Today, she is the CEO of Uncharted Play, the company behind Soccket, an energy-storing soccer ball that creates enough power after 30 minutes of play it can power a light for three hours.

U.S. President Barack Obama demonstrates "the Soccket Ball," which uses kinetic energy to provide power to charge a cell phone or power a light, during an event at the Ubungo power plant to promote energy innovation in Dar Es Salaam, Tanzania, July 2, 2013. Evan Vucci/AP

With soccer being the most popular sport in the world, (there are estimates that over 3 billion people worldwide enjoy the game), and close to that same number living without 24-hour electricity; what started off as a college project has turned into a full-time job for Matthews, who co-designed the ball.

The ball captures a person's kinetic energy while kicking it around with a built-in generator. That energy is then stored in a battery which can be used to plug in and power an LED light.

The Soccket comes to the market later this year.

Similarly, in Holland, designers focused on the energy a human expends pushing a revolving door; installing doors at train stations that power their own lighting through the daily use of people entering and leaving the buildings.

The energy-generating revolving door in Holland, designed by Boon Edam. Boon Edam

"Any person who walks through it generates energy so immediately it starts saving energy while pushing it, so it happens with one person," explained Dirk Groot, product manager for Royal Boon Edam, the company behind the doors.

UK-based product designer Jim Reeves was given a similar project, to create power from kinetic energy.

With his team at Therefore, Reeves invented the Gravity Light, a people-powered light that functions simply by pulling a weight.

"The gravity light was designed to be the lowest cost replacement for a kerosene lamp that we could conceive of. ...We looked at the problem and came up with the idea of generating the power live as and when you need it without the use of any batteries whatsoever, " said Reeves.

The Gravity Light generates power by the user lifting a weight, which takes about three seconds; the result, between 15 and 30 minutes of light.

The weight has to weigh 22lbs and can be created with dirt, stones, or any other materials that can be pulled up in a bag, which the light is packaged in.

"The approach with Gravity Light is having a very fast cycle. Using all of your body strength to do something very short and easy to do and then you get the benefit of using it for a very long time, with no power storage as such," said Reeves.

The light switches on once the weight is let go, and lasts until the weight hits the ground.

"It's intended to be kind of a stepping stone for the people on the lowest incomes to break free of kerosene and access bigger and better more sophisticated renewable energy," said Reeves.

The use of kerosene is extremely dangerous.

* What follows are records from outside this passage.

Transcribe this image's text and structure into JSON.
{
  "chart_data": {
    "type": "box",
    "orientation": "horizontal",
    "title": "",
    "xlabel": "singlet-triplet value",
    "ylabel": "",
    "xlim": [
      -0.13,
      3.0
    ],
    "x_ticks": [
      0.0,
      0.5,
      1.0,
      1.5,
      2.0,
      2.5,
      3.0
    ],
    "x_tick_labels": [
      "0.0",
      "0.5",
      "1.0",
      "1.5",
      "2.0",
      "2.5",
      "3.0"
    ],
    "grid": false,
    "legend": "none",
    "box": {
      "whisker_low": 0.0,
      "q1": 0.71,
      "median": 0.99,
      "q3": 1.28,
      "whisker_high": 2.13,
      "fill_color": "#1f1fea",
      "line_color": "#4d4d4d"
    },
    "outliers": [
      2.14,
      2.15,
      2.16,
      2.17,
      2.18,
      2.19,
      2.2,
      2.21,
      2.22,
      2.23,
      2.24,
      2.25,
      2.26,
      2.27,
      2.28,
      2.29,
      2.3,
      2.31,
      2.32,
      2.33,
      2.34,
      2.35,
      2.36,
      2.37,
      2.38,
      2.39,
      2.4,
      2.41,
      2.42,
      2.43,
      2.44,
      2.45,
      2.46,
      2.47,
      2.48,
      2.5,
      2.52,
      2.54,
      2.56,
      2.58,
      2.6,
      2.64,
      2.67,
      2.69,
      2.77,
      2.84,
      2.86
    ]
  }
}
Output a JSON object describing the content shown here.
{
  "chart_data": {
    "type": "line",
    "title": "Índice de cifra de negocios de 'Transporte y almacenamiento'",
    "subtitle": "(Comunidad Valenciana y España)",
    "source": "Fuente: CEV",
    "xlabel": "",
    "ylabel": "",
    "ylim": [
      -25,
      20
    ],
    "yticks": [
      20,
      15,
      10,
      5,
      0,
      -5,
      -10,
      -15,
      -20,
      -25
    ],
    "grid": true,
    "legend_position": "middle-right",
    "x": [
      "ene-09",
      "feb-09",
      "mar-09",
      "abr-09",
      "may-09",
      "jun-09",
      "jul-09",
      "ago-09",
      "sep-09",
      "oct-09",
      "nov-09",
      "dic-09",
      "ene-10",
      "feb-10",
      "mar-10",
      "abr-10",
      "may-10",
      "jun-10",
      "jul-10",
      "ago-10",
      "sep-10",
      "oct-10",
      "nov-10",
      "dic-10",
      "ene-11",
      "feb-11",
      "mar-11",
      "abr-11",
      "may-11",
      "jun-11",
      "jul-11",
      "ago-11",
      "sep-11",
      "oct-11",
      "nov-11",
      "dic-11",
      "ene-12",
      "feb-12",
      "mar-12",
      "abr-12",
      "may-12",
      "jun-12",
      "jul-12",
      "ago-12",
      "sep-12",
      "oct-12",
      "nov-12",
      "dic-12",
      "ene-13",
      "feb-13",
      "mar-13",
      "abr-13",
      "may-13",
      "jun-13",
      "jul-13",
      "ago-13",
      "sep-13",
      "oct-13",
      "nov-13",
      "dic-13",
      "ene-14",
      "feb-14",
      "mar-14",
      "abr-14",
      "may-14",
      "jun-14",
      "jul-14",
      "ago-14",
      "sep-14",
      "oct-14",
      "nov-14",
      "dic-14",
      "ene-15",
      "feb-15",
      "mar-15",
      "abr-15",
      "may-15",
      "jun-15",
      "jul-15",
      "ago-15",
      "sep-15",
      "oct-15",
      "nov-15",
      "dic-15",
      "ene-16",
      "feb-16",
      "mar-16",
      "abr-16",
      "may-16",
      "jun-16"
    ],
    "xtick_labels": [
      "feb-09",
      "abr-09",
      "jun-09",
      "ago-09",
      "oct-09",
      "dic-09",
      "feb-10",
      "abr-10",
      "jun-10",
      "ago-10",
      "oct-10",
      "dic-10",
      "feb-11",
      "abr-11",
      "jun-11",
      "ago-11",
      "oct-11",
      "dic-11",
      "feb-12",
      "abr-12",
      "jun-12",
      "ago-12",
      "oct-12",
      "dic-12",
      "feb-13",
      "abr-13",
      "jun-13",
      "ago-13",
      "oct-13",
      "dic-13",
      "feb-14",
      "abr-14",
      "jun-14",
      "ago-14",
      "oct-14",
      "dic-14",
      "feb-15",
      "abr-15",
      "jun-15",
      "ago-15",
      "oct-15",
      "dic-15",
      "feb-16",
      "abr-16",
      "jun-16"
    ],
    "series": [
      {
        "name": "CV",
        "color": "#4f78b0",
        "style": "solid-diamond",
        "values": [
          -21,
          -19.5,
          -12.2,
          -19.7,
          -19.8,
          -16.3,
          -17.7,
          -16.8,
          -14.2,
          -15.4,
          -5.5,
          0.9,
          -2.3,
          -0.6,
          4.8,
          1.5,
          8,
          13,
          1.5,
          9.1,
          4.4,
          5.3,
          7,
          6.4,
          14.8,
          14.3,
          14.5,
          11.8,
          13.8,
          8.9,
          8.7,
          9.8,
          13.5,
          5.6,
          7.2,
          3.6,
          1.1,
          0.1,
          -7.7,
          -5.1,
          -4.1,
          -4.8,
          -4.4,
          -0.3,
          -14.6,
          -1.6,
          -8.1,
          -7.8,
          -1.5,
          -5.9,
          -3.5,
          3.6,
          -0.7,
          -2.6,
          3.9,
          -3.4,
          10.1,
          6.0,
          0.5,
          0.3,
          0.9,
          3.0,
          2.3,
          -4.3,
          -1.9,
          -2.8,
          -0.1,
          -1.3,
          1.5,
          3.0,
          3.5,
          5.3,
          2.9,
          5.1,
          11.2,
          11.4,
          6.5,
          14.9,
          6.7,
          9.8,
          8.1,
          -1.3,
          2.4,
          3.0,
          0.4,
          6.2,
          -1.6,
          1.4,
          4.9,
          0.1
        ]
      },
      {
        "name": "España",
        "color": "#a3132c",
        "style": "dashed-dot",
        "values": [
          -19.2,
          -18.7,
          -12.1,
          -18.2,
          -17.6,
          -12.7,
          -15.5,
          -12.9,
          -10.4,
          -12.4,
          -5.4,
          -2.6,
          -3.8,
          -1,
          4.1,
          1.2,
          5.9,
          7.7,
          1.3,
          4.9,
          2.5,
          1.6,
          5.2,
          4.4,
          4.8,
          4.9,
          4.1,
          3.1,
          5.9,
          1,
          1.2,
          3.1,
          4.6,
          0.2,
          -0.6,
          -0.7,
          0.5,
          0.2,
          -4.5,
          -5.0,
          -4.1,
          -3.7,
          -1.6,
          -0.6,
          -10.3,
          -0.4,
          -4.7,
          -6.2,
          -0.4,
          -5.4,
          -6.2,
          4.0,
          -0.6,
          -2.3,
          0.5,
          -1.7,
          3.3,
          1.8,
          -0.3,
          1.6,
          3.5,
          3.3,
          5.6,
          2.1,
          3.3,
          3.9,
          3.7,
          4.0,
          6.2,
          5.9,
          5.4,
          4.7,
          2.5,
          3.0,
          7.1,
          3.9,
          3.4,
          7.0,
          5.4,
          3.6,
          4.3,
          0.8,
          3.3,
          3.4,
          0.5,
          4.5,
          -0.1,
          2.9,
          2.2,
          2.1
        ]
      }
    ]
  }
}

The World Bank estimates that 780 million women and children inhale smoke from kerosene, the equivalent to smoking two packs of cigarettes a day.

60 percent of adult, female lung-cancer patients in developing countries are non-smokers.

"There's a huge amount of down-sides to lighting a home with a kerosene lamp, not least the health implications, but also huge amounts of fires and the expense, an awful lot of people on subsistence incomes are tied to paying large amounts for kerosene," said Reeves.

Burning kerosene is estimate to cost 10 to 20 percent of a household's income.

It's terrible for the environment too, producing 244 million tons of carbon dioxide annually.

Reeves said his lights are primarily designed to be used in villages in North Africa, India and South America, and can be operated by adults and children alike.

"It would be great to think we could have them available in all kerosene dependent markets globally," said Reeves.